An example of this occurred in the case of Gould & Lamb, LLC v. D’Alusio, 949 So. 2d 1212 (Fla. 2d DCA 2007). Gould & Lamb, LLC (Gould & Lamb) and John D’Alusio (D’Alusio) executed an employment agreement that contained a non-compete provision that prohibited D’Alusio from working for a competitor for a two-year period after termination of his employment. Gould & Lamb later terminated D’Alusio’s employment because they eliminated his position from the firm. After an intensive negotiation, Gould & Lamb and D’Alusio entered into a severance agreement. The severance agreement did not reference the earlier non-compete agreement, but instead referenced a different agreement that the parties entered. D’Alusio filed a lawsuit against Gould & Lamb, seeking a declaration that the severance agreement superceded the non-compete agreement. Gould & Lamb filed a counterclaim against D’Alusio to enforce the non-compete agreement.

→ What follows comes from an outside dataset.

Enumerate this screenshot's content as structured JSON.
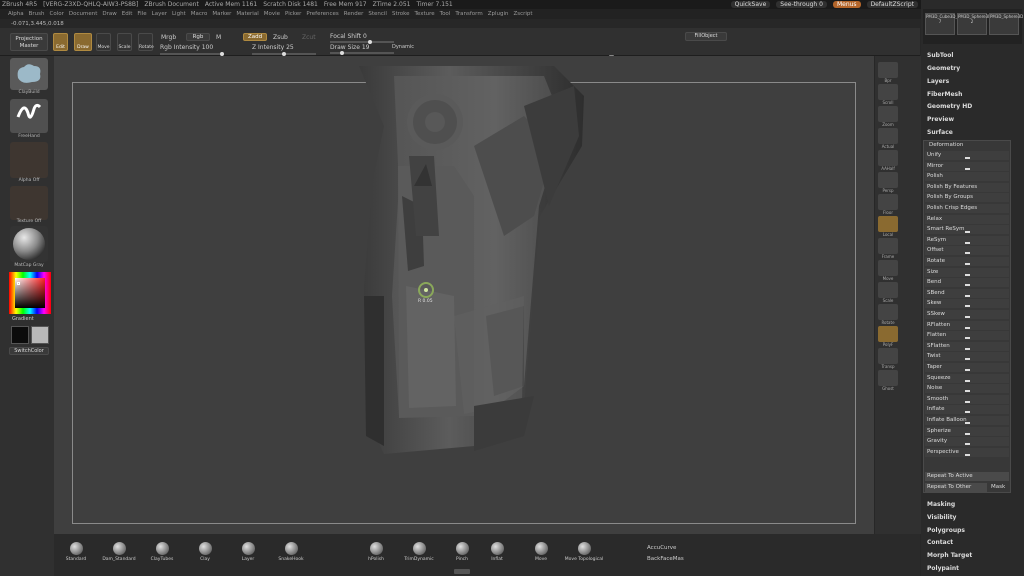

Gould & Lamb requested that the court reform the severance agreement to incorporate the noncompete provisions of the earlier contract. Reformation is a legal doctrine that is applied to correct a defective writing to accurately reflect the true terms agreed to by the parties. Providence Square Assn v. Biancardi, 507 So. 2d 1366 (Fla. 1987). To allege a claim for reformation, a plaintiff must allege that: 1) there was a written agreement, 2) there was a defect in the writing due to mutual mistake, fraud or misrepresentation, and 3) proof by clear and convincing evidence. Providence Square Assn v. Biancardi, supra. The trial court found there was no mistake of fact or inequitable conduct by D’Alusio that would support reformation of the severance agreement. The trial court concluded that the noncompete agreement did not survive.